ANU Za Kabuki Club’s 47th annual spring production, Shibaraku! (Wait a Moment) picks up on the perennial public fondness for superheroes.
The club is made up of ANU students who happily embrace cross-dressing, funny surtitles, songs and references to popular culture.
In a fast-moving series of scenes, the evil would be usurper Kiyohara Takahira and his henchmen are confronted a Batman-Superman figure, Kamakura Gongoro, who appears out of nowhere, shouting “Wait a Moment”.
It’s listed by the Ichikawa Danjūrō line of actors as one of the Eighteen Best Kabuki Plays ever and when I pop into Canberra Rep Theatre to watch the actors putting on their make-up, I find that Lewis Tremayne, who plays Gongoro, is copying his elaborate face make-up from an iPad picture of a modern Danjūrō actor in full make-up and costume.
Tremayne, in the final year of his masters in Japanese at the ANU, has the lion’s share of the fun, even getting to behead the baddies, a trick he tells me, involving red streamers hidden in the wigs of the actors, to be pulled out at the bloodiest moment.
Three times in the play, Gongoro gets to “freeze” in the famous Mie poses of the Kabuki where the character shows just who he is.

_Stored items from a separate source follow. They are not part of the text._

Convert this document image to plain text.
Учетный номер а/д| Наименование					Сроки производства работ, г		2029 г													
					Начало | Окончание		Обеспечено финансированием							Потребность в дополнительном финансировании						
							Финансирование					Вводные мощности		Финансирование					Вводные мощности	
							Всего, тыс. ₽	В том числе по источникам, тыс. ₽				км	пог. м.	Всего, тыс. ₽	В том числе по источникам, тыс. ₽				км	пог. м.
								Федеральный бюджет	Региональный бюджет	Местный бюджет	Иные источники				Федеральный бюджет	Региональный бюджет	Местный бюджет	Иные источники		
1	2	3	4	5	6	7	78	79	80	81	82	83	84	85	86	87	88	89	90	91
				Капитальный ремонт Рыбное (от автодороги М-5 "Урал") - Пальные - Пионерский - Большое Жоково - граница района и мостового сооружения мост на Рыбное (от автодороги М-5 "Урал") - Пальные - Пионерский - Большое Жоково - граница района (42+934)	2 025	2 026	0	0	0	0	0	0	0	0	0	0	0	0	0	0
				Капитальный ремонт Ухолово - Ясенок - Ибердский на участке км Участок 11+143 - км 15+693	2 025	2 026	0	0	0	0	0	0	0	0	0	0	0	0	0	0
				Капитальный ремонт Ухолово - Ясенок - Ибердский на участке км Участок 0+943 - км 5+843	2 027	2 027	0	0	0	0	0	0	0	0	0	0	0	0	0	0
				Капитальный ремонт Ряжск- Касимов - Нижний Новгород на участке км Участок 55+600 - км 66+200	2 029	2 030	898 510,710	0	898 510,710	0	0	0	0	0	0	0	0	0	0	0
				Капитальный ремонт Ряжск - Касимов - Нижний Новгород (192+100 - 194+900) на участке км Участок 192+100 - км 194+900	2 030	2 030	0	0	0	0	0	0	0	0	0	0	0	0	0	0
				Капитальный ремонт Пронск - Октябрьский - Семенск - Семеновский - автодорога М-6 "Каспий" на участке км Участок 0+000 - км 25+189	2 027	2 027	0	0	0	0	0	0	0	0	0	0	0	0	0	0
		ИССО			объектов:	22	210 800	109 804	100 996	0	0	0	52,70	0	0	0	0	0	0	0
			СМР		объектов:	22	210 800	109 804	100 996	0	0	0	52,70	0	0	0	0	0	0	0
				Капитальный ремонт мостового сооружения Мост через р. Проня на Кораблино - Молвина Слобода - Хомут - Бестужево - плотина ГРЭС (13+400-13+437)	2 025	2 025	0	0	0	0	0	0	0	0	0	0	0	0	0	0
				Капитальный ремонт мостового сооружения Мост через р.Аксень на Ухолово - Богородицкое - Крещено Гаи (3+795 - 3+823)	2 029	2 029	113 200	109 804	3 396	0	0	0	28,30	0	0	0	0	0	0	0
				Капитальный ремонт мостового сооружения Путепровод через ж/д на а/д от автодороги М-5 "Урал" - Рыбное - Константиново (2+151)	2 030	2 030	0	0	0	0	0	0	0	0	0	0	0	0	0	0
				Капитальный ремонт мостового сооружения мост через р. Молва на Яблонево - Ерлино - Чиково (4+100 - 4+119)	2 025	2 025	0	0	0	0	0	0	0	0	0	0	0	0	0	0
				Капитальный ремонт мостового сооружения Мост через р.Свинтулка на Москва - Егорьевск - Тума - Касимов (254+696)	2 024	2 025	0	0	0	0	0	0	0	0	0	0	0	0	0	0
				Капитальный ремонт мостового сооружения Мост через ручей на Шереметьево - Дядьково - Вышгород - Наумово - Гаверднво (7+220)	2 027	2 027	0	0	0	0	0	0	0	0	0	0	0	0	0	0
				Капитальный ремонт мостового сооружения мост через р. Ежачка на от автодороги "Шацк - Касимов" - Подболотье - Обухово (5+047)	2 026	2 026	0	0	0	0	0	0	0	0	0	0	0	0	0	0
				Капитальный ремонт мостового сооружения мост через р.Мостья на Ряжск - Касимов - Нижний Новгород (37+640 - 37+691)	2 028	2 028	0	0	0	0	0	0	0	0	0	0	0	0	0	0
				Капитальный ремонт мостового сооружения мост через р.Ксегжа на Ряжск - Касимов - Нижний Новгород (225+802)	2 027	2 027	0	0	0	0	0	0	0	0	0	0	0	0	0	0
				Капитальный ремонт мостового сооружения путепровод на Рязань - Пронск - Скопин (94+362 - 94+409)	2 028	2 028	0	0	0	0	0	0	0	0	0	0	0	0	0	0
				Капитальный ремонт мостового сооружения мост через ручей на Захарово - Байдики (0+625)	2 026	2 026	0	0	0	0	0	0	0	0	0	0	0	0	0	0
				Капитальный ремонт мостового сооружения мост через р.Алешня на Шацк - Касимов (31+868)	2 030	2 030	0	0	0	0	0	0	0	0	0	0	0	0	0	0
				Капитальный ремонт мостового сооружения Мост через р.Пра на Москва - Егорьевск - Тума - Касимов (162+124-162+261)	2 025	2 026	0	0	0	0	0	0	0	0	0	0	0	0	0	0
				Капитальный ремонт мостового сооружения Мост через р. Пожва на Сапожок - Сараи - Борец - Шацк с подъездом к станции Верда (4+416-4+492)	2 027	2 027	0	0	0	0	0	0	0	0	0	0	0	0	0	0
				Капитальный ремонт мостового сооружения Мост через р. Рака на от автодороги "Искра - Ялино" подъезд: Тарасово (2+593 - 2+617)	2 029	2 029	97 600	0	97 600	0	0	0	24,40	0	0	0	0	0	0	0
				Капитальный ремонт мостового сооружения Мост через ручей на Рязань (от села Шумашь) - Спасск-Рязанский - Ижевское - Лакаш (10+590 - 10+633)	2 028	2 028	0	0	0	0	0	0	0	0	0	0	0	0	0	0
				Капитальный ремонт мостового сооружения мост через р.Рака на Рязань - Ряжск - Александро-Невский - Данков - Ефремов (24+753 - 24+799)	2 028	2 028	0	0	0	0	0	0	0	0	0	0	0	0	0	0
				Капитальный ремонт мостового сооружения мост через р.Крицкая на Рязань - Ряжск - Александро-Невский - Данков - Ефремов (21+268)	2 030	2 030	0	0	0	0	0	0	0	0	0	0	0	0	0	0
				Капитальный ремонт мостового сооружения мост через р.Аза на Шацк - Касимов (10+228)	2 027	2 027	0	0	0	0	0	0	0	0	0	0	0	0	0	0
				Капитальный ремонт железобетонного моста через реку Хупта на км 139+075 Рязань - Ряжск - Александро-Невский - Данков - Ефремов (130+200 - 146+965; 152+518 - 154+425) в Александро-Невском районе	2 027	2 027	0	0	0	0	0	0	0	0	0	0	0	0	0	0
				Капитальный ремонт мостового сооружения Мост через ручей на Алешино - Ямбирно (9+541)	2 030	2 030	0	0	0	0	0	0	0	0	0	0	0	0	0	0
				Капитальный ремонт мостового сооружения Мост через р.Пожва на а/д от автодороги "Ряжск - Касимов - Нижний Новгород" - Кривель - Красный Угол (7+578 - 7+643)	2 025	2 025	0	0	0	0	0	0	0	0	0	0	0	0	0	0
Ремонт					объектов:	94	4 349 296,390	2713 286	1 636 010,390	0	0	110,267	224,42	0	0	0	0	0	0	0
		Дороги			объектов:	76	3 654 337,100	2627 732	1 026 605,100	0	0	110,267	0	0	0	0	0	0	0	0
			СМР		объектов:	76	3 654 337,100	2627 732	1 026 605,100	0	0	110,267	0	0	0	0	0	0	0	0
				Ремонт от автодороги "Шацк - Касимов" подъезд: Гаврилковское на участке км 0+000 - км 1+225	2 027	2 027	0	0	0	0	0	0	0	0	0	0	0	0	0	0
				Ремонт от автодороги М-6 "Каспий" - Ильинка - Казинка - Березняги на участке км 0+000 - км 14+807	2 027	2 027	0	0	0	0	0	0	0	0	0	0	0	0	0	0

The play, the cast members say, is not a straight play but something more like a movie trailer which shows highlights of the show to come – a kind of a promotional piece. It features many different characters and the story is quite simple.
Celyn Reed, a masters student studying medieval European obstetrics, gets to play an imperial princess.
She reports that more than half the cast and crew are newbies, a sure sign that Za Kabuki, the longest-running Kabuki group in the southern hemisphere, founded by their director Shun Ikeda in 1976, is still going strong.
On hand is Marion Halas, who studies for a B.Phil. in neuroscience. She also studies Japanese “because I like it”. Now, armed with a box of face paints she’s borrowed from an astrophysics student friend, is doing the elaborate make-up by trial and error.
Tremayne and Reed say they believe that performing Kabuki does help them with language, especially in matters of pronunciation and timing, made easier because the intense stories are told in highly dramatic language.
Of course, some grammatical constructions are different in the antiquated 17th century and 18th century language. “It’s just like when we study Shakespeare here,” Reed says.
ANU Za Kabuki Club’s Shibaraku: Wait a Moment!, Canberra Rep Theatre, October 11-13. Opening night features a photo booth for audience members, run by the Japanese embassy.